人間が四通りのタイプに分けられて、それで理解したような気になる。
しかし、血液型とその人の性格がリンクしているという研究結果はないのだ。
そんな怪しげなものに振り回されていること自体が、この問題の根深さを思い知る。

カウンセラーは、すべての先入観を持たずにクライアントと対峙することを意識する。
カテゴライズはしない。

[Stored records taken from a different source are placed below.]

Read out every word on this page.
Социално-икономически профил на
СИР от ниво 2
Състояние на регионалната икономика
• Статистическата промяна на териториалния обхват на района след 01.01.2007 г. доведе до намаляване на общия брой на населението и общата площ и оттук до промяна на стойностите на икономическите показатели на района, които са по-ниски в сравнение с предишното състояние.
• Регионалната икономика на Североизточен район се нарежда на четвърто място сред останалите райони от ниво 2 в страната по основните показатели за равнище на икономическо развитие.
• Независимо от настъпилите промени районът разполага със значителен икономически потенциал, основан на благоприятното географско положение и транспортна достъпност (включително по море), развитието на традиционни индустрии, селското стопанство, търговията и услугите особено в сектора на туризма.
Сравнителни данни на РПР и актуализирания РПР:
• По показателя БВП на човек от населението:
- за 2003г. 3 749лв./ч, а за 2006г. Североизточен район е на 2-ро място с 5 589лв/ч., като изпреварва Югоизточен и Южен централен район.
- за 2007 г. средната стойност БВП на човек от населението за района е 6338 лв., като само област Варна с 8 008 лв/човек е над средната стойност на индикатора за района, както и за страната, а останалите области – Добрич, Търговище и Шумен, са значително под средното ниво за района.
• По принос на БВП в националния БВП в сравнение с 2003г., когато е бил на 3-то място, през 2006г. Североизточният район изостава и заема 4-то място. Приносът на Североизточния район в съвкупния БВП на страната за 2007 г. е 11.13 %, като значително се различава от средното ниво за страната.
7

してはいけない。
その人を個人として理解しようと努力する。
それは整体師としても同じである。

考えてみれば、当たり前のことなんだけれど、これができない人が多い。
これからは多様性の時代といわれる。
多様性とは、男女平等とか、LGBTとか、そういう難しい問題ではなくて、他人を個人として理解するということ。
それは、自分を個人として理解するということ。
他の誰でもない、「わたし」として生きて行くということだと思う。

特に、日本人はまわりの人たちと同じように振る舞うことが正しいと考える人が多い。
しかし、「わたし」はそれを望んでいるのだろうか?
「わたし」はどのように生きて行きたいと願っているのだろうか?

心の声をよく聴く。
その声に従う。
それが、「わたし」として生きて行くということ。

自分が「わたし」として生きていると、他人が「わたし」として生きて行くことを尊重することができるようになる。
それが社会全体に広がったときに、本当の意味での多様性のある社会が出来上がるのだと思う。

多様性のある社会とは、どんな人でも自分らしく生きていける社会だと思う。
そんな時代が来ることを、心から望んでいる。